Pour Cyril Eulalie et Devika Beemul, la satisfaction des clients est primordiale.

«Je n’ai jamais été à l’école», dit simplement Cyril Eulalie, 53 ans. Et s’il a fait plusieurs petits boulots pour s’en sortir, dont aide chauffeur et laboureur, il s’est donné pour objectif d’avoir une vie stable et fonder une famille.
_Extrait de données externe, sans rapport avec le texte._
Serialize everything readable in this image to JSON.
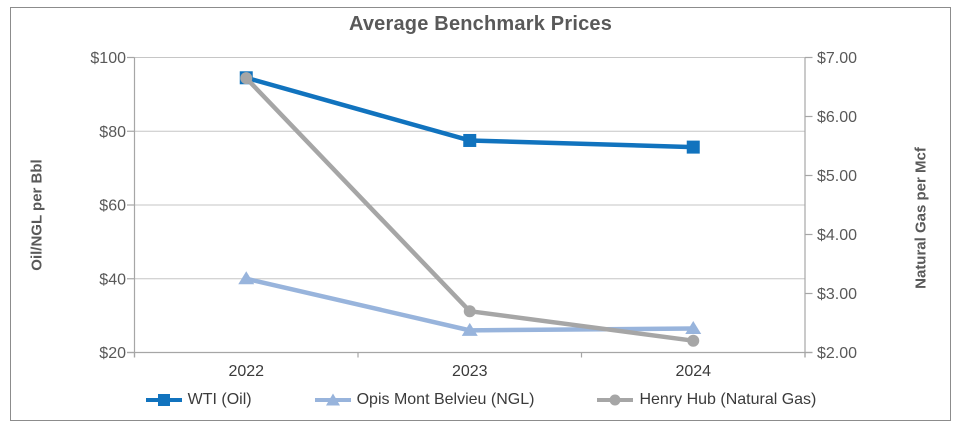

C’est ainsi qu’il s’est tourné vers la cordonnerie. Un métier qu’il exerce depuis maintenant 35 ans. Et depuis trois ans, sa soeur Devika Beemul l’a rejoint.

Leur petit atelier est situé sur la route principale de Bel-Air-Rivière-Sèche. Et ne désemplit pas. La spécialité de l’atelier : la réparation des chaussures et sacs. «Je n’ai jamais pensé à fabriquer des chaussures. De plus, je n’ai pas de temps avec tout le travail que l’on reçoit», dit le quinquagénaire.
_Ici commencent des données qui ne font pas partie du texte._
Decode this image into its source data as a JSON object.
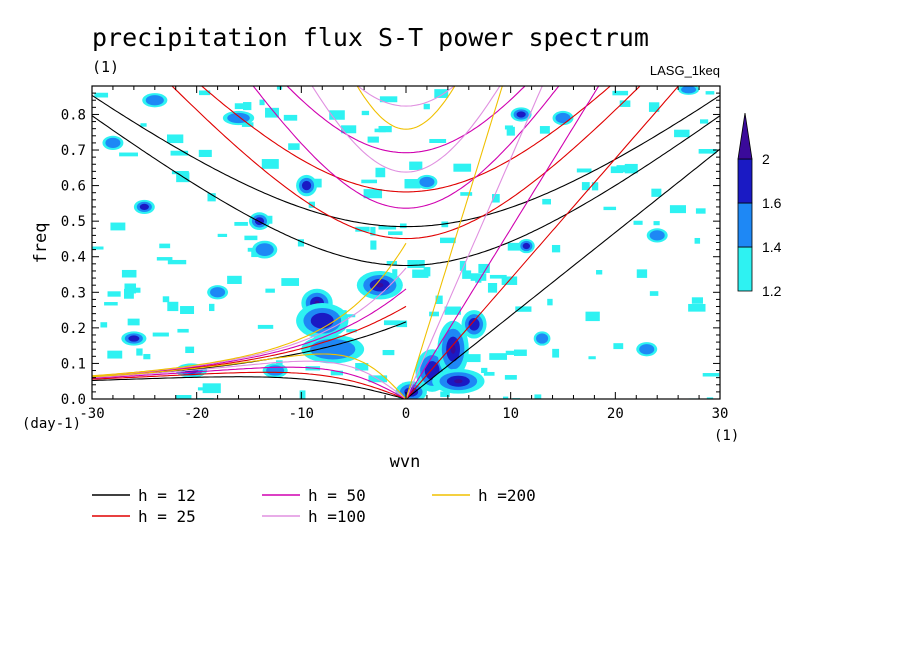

En effet, Cyril Eulalie et Devika Beemul n’ont pas une minute à perdre. Sur place, nous constatons que deux clients attendent patiemment leurs chaussures.

«Je suis très reconnaissant. C’est grâce à ce métier que j’ai fondé une famille et que j’ai élevé mes enfants.»

Au dire de Rajesh Seegoolam, un des clients, Cyril Eulalie et Devika Beemul sont indispensables dans le village. «Il m’arrive des fois de faire réparer des chaussures neuves ; je suis rassuré quand Cyril les répare. D’ailleurs, aujourd’hui, je suis venu faire réparer la savate de ma belle-sœur. Elle s’est cassée alors qu’elle est venue nous rendre visite. Heureusement que Cyril et Devika sont là!»

Assis sur une chaise, à coudre une chaussure, Cyril Eulalie remonte le temps et raconte comment cette aventure a commencé. «Comme je n’ai jamais été à l’école, il m’était difficile de trouver un emploi stable. Alors, j’ai décidé d’apprendre un métier et je suis allé voir un cordonnier à Flacq. Je suis resté à ses côtés pendant plusieurs années et j’ai suivi ses instructions à la lettre.»

Après le décès de son patron, il décide de louer un bâtiment afin d’ouvrir un petit atelier. Et depuis, il est resté au service des habitants de la région. «Je suis très reconnaissant. C’est grâce à ce métier que j’ai fondé une famille et que j’ai élevé mes enfants.»

Devika Beemul a rejoint son frère il y a trois ans. Âgée de 38 ans, cette mère de famille confie avoir passé plusieurs années dans l’hôtellerie. «À l’hôtel, mon emploi du temps était trop chargé et j’avais moins de temps à consacrer à ma famille. Heureusement que mon frère m’a suggéré de venir travailler avec lui.»

Elle affirme ne pas avoir pris beaucoup de temps pour apprendre le métier car son frère l’a beaucoup soutenue. Pour Devika Beemul, être cordonnière est un métier idéal car il lui permet de mieux équilibrer son temps de travail et sa vie de famille.

En effet, frère et sœur commencent le travail à 9 heures le matin pour terminer vers 16 heures. «Ce métier est en voie de disparition. Mais le travail marche à merveille. Des fois, on a tellement de commandes qu’on rate l’heure du déjeuner», confie Cyril Eulalie.

Frère et soeur sont heureux car progressivement, leur gagne-pain s’est révélé une passion commune. «Je ne me vois pas faire un autre métier ; cela fait partie de ma vie», dit Cyril Eulalie.